I understand the friction part. However, the chances are good that the rope is breaking due to worn fairlead rollers. It only takes a very small bur on one roller to eat up a rope fast. I used a rope last season and it did OK. This year I kept the steel cable on the winch and used it. It broke 1 time during some serious plowing. I cut it clean and re-clamped a loop in it. Worked fine the rest of the time. I want to go with a 2" strap but would have to replace the winch roller and fairlead. Not sure if I want to invest the money to switch it over considering the cable can be had for next to nothing in comparison.


----------



## kj330 (Feb 11, 2009)

when you replace the steel wire with a synthetic rope . the directions say to replace the all rollers. no burrs can be made from a synthetic rope. unless the rope gets real dirty


----------



## skywagon (Nov 13, 2008)

kj330;1021849 said:


> when you replace the steel wire with a synthetic rope . the directions say to replace the all rollers. no burrs can be made from a synthetic rope. unless the rope gets real dirty




When we bought the Amsteel synthetic ropes for my rigs they said to get rid of the steel rollers and put the kevlar guide on, that was 6 years ago never broke a ropeyet.


----------



## dualcuttingedge (Jan 30, 2010)

skywagon;1021882 said:


> When we bought the Amsteel synthetic ropes for my rigs they said to get rid of the steel rollers and put the kevlar guide on, that was 6 years ago never broke a ropeyet.


it helps the rope last years when you don't run the atv commercial or just run and hide from snow down south!!!!!!!!!!!!!!!



skywagon;1011006 said:


> My equiptment is idle this winter as I am enjoying the sunshine down south lol!


----------



## skywagon (Nov 13, 2008)

dualcuttingedge;1022070 said:


> it helps the rope last years when you don't run the atv commercial or just run and hide from snow down south!!!!!!!!!!!!!!!

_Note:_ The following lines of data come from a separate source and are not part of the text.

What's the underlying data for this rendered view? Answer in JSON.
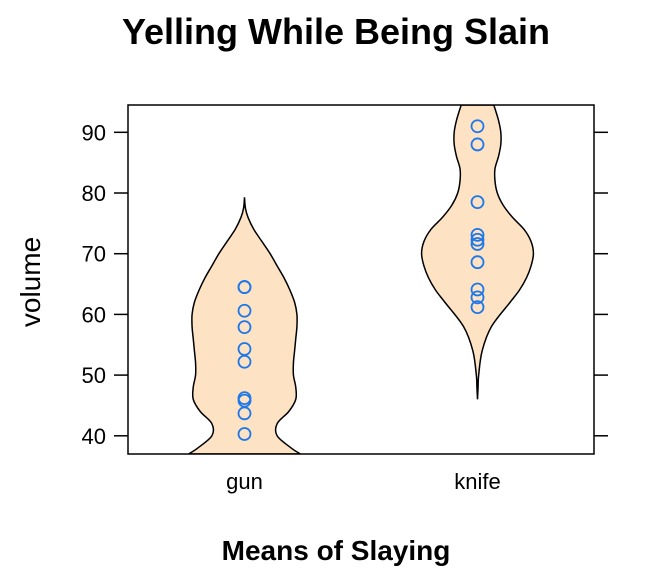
{
  "chart_data": {
    "type": "violin",
    "title": "Yelling While Being Slain",
    "xlabel": "Means of Slaying",
    "ylabel": "volume",
    "categories": [
      "gun",
      "knife"
    ],
    "ylim": [
      37,
      94.5
    ],
    "yticks": [
      40,
      50,
      60,
      70,
      80,
      90
    ],
    "grid": false,
    "colors": {
      "violin_fill": "#fde3c4",
      "violin_stroke": "#000000",
      "point_stroke": "#1f78e8"
    },
    "series": [
      {
        "category": "gun",
        "points": [
          40.3,
          43.7,
          45.8,
          46.2,
          52.2,
          54.3,
          57.9,
          60.6,
          64.5,
          64.5
        ],
        "violin_profile": [
          [
            37.0,
            0.48
          ],
          [
            38.0,
            0.4
          ],
          [
            40.0,
            0.28
          ],
          [
            42.0,
            0.28
          ],
          [
            44.0,
            0.38
          ],
          [
            46.0,
            0.44
          ],
          [
            48.0,
            0.44
          ],
          [
            50.0,
            0.42
          ],
          [
            52.0,
            0.42
          ],
          [
            54.0,
            0.43
          ],
          [
            56.0,
            0.44
          ],
          [
            58.0,
            0.45
          ],
          [
            60.0,
            0.45
          ],
          [
            62.0,
            0.43
          ],
          [
            64.0,
            0.39
          ],
          [
            66.0,
            0.34
          ],
          [
            68.0,
            0.28
          ],
          [
            70.0,
            0.22
          ],
          [
            72.0,
            0.15
          ],
          [
            74.0,
            0.08
          ],
          [
            76.0,
            0.03
          ],
          [
            77.5,
            0.008
          ],
          [
            79.3,
            0.0
          ]
        ]
      },
      {
        "category": "knife",
        "points": [
          61.2,
          62.8,
          64.1,
          68.6,
          71.6,
          72.3,
          73.1,
          78.5,
          88.0,
          91.0
        ],
        "violin_profile": [
          [
            46.0,
            0.0
          ],
          [
            48.0,
            0.005
          ],
          [
            50.0,
            0.01
          ],
          [
            54.0,
            0.04
          ],
          [
            58.0,
            0.12
          ],
          [
            62.0,
            0.28
          ],
          [
            64.0,
            0.36
          ],
          [
            66.0,
            0.42
          ],
          [
            68.0,
            0.46
          ],
          [
            70.0,
            0.48
          ],
          [
            72.0,
            0.46
          ],
          [
            74.0,
            0.4
          ],
          [
            76.0,
            0.3
          ],
          [
            78.0,
            0.22
          ],
          [
            80.0,
            0.17
          ],
          [
            82.0,
            0.15
          ],
          [
            84.0,
            0.15
          ],
          [
            86.0,
            0.18
          ],
          [
            88.0,
            0.2
          ],
          [
            90.0,
            0.2
          ],
          [
            92.0,
            0.18
          ],
          [
            94.5,
            0.14
          ]
        ]
      }
    ]
  }
}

Hey edge, stick it where the sun don't shine. remarks lkike your are dome a dozen!ROTFFLMAO


----------



## dualcuttingedge (Jan 30, 2010)

LOOK WHAT SKYWAGON SENT ME IN A PM
heres this back to you --------------------------------------------------------------------------------

Suck my dic *****!


----------



## hansons glc (Jan 17, 2009)

hi dualcttingedge

skywagon sent that to you in pm? wow he has some guts


----------



## doubleedge (Aug 6, 2008)

hansons glc;1022122 said:


> hi dualcttingedge
> 
> skywagon sent that to you in pm? wow he has some guts


That PM sounds more like immaturity to me.


----------



## DGODGR (Nov 30, 2008)

skywagon;1021882 said:


> When we bought the Amsteel synthetic ropes for my rigs they said to get rid of the steel rollers and put the kevlar guide on, that was 6 years ago never broke a ropeyet.

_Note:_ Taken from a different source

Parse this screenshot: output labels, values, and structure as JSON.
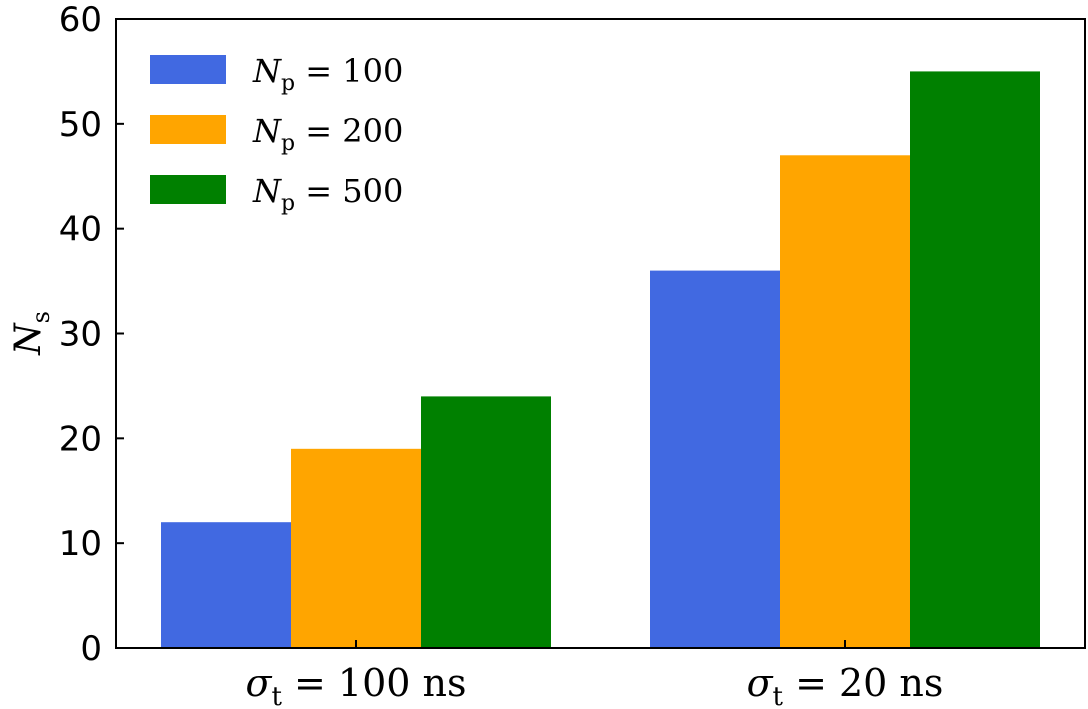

Do you have a link to your source for the Kevlar guide. If not why is it better for the sinthetic rope?


----------



## dualcuttingedge (Jan 30, 2010)

dont listen to skywagon he doesnt know anything and if you look at all his posts it shows... for instance he said it takes same amount of time to plow 2 inches of snow vs 12 inches of snow..... besides his stuff will last for a long time because he :salute:heads south for the winter:salute:


----------



## DGODGR (Nov 30, 2008)

Everyone loves a good ribbing once in a while, and I hope that's what's going on here. If not then don't hijack this thread to have your little pissing contest. I am trying to get some good information not listen to an argument. I would however like for someone to translate Skywagons acronym (ROTFFLMAO). I can figure out LMAO, but not the rest.


----------



## doubleedge (Aug 6, 2008)

DGODGR;1022724 said:


> Everyone loves a good ribbing once in a while, and I hope that's what's going on here. If not then don't hijack this thread to have your little pissing contest. I am trying to get some good information not listen to an argument. I would however like for someone to translate Skywagons acronym (ROTFFLMAO). I can figure out LMAO, but not the rest.

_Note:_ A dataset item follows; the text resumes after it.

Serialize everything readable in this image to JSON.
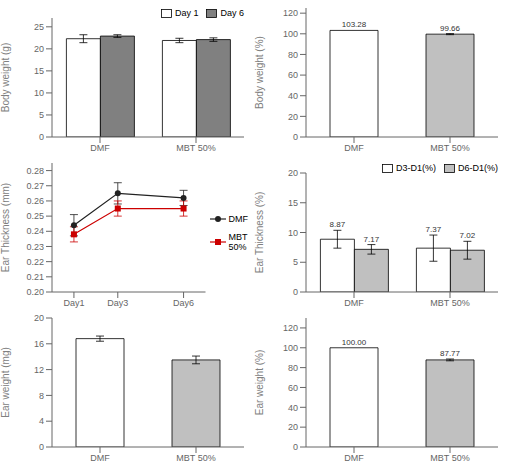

ROTF means rolling on the floor.


----------



## Fordhauler (Mar 8, 2010)

DGODGR;1022724 said:


> Everyone loves a good ribbing once in a while, and I hope that's what's going on here. If not then don't hijack this thread to have your little pissing contest. I am trying to get some good information not listen to an argument. I would however like for someone to translate Skywagons acronym (ROTFFLMAO). I can figure out LMAO, but not the rest.


I agree get back on topic.
Cuttingedge does this all the time look at his posts, trying to make himself look good.


----------



## dualcuttingedge (Jan 30, 2010)

Not making myself look good.... but i called him out on things and he pm's me derogatory messages


----------